Independent American Political Groups: American Civil Liberties Union (1915 - 1946)



ORGANIZATIONAL HISTORY
The American Civil Liberties Union (ACLU) began its existence in November 1915, when a group of social workers, reform advocates, and academics organized a group called the American Union Against Militarism (AUAM) in response to the slide of the United States towards the European war.
In April of 1917, the National Committee of the AUAM was joined by a young sociologist from Massachusetts named Roger Baldwin. Baldwin organized a civil liberties bureau of the organization to defend the rights of socialists, pacifists, and other wartime dissidents who were coming under legal fire from the increasingly reactionary and authoritarian administration of Woodrow Wilson, fronted by his Attorney General, A. Mitchell Palmer.

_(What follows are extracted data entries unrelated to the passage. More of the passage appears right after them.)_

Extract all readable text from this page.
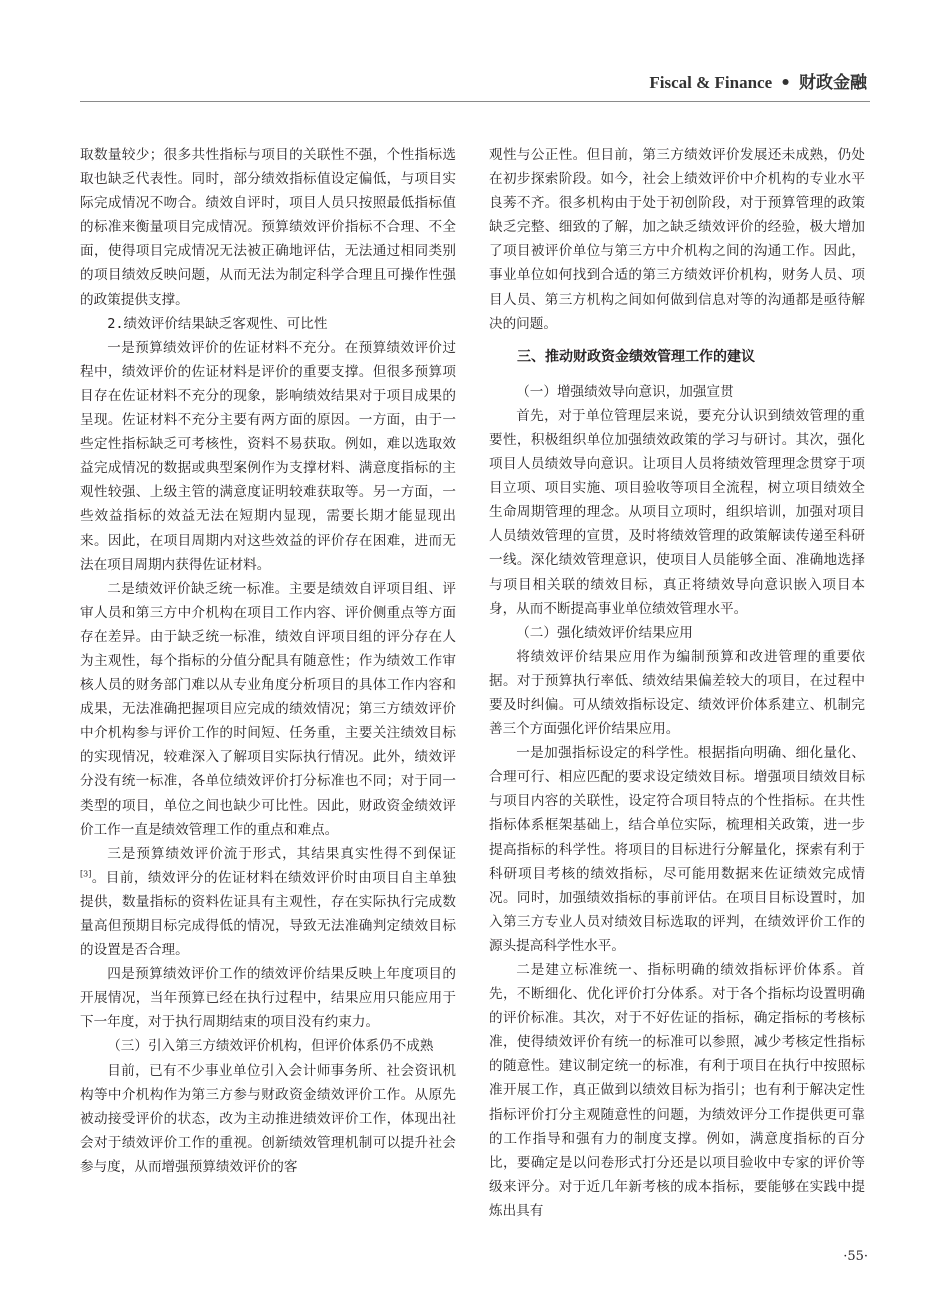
Fiscal & Finance • 财政金融

取数量较少；很多共性指标与项目的关联性不强，个性指标选取也缺乏代表性。同时，部分绩效指标值设定偏低，与项目实际完成情况不吻合。绩效自评时，项目人员只按照最低指标值的标准来衡量项目完成情况。预算绩效评价指标不合理、不全面，使得项目完成情况无法被正确地评估，无法通过相同类别的项目绩效反映问题，从而无法为制定科学合理且可操作性强的政策提供支撑。

2.绩效评价结果缺乏客观性、可比性

一是预算绩效评价的佐证材料不充分。在预算绩效评价过程中，绩效评价的佐证材料是评价的重要支撑。但很多预算项目存在佐证材料不充分的现象，影响绩效结果对于项目成果的呈现。佐证材料不充分主要有两方面的原因。一方面，由于一些定性指标缺乏可考核性，资料不易获取。例如，难以选取效益完成情况的数据或典型案例作为支撑材料、满意度指标的主观性较强、上级主管的满意度证明较难获取等。另一方面，一些效益指标的效益无法在短期内显现，需要长期才能显现出来。因此，在项目周期内对这些效益的评价存在困难，进而无法在项目周期内获得佐证材料。

二是绩效评价缺乏统一标准。主要是绩效自评项目组、评审人员和第三方中介机构在项目工作内容、评价侧重点等方面存在差异。由于缺乏统一标准，绩效自评项目组的评分存在人为主观性，每个指标的分值分配具有随意性；作为绩效工作审核人员的财务部门难以从专业角度分析项目的具体工作内容和成果，无法准确把握项目应完成的绩效情况；第三方绩效评价中介机构参与评价工作的时间短、任务重，主要关注绩效目标的实现情况，较难深入了解项目实际执行情况。此外，绩效评分没有统一标准，各单位绩效评价打分标准也不同；对于同一类型的项目，单位之间也缺少可比性。因此，财政资金绩效评价工作一直是绩效管理工作的重点和难点。

三是预算绩效评价流于形式，其结果真实性得不到保证[3]。目前，绩效评分的佐证材料在绩效评价时由项目自主单独提供，数量指标的资料佐证具有主观性，存在实际执行完成数量高但预期目标完成得低的情况，导致无法准确判定绩效目标的设置是否合理。

四是预算绩效评价工作的绩效评价结果反映上年度项目的开展情况，当年预算已经在执行过程中，结果应用只能应用于下一年度，对于执行周期结束的项目没有约束力。

（三）引入第三方绩效评价机构，但评价体系仍不成熟

目前，已有不少事业单位引入会计师事务所、社会资讯机构等中介机构作为第三方参与财政资金绩效评价工作。从原先被动接受评价的状态，改为主动推进绩效评价工作，体现出社会对于绩效评价工作的重视。创新绩效管理机制可以提升社会参与度，从而增强预算绩效评价的客

观性与公正性。但目前，第三方绩效评价发展还未成熟，仍处在初步探索阶段。如今，社会上绩效评价中介机构的专业水平良莠不齐。很多机构由于处于初创阶段，对于预算管理的政策缺乏完整、细致的了解，加之缺乏绩效评价的经验，极大增加了项目被评价单位与第三方中介机构之间的沟通工作。因此，事业单位如何找到合适的第三方绩效评价机构，财务人员、项目人员、第三方机构之间如何做到信息对等的沟通都是亟待解决的问题。

三、推动财政资金绩效管理工作的建议
（一）增强绩效导向意识，加强宣贯

首先，对于单位管理层来说，要充分认识到绩效管理的重要性，积极组织单位加强绩效政策的学习与研讨。其次，强化项目人员绩效导向意识。让项目人员将绩效管理理念贯穿于项目立项、项目实施、项目验收等项目全流程，树立项目绩效全生命周期管理的理念。从项目立项时，组织培训，加强对项目人员绩效管理的宣贯，及时将绩效管理的政策解读传递至科研一线。深化绩效管理意识，使项目人员能够全面、准确地选择与项目相关联的绩效目标，真正将绩效导向意识嵌入项目本身，从而不断提高事业单位绩效管理水平。

（二）强化绩效评价结果应用

将绩效评价结果应用作为编制预算和改进管理的重要依据。对于预算执行率低、绩效结果偏差较大的项目，在过程中要及时纠偏。可从绩效指标设定、绩效评价体系建立、机制完善三个方面强化评价结果应用。

一是加强指标设定的科学性。根据指向明确、细化量化、合理可行、相应匹配的要求设定绩效目标。增强项目绩效目标与项目内容的关联性，设定符合项目特点的个性指标。在共性指标体系框架基础上，结合单位实际，梳理相关政策，进一步提高指标的科学性。将项目的目标进行分解量化，探索有利于科研项目考核的绩效指标，尽可能用数据来佐证绩效完成情况。同时，加强绩效指标的事前评估。在项目目标设置时，加入第三方专业人员对绩效目标选取的评判，在绩效评价工作的源头提高科学性水平。

二是建立标准统一、指标明确的绩效指标评价体系。首先，不断细化、优化评价打分体系。对于各个指标均设置明确的评价标准。其次，对于不好佐证的指标，确定指标的考核标准，使得绩效评价有统一的标准可以参照，减少考核定性指标的随意性。建议制定统一的标准，有利于项目在执行中按照标准开展工作，真正做到以绩效目标为指引；也有利于解决定性指标评价打分主观随意性的问题，为绩效评分工作提供更可靠的工作指导和强有力的制度支撑。例如，满意度指标的百分比，要确定是以问卷形式打分还是以项目验收中专家的评价等级来评分。对于近几年新考核的成本指标，要能够在实践中提炼出具有

·55·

The National Civil LIberties Bureau became a separate organization from the AUAM on October 1, 1917.
On January 20, 1920, the National Civil Liberties Bureau changed its name to the American Civil Liberties Bureau, the change intended to signal an expanded mission beyond the support of conscientious and political objectors to American military intervention in Europe.


[fn. Edward R. Kantowicz, "American Civil Liberties Union" in Historical Dictionary of the Progressive Era, 1890-1920. (Westport, CT: Greenwood Press, 1988), pp. 13-14.]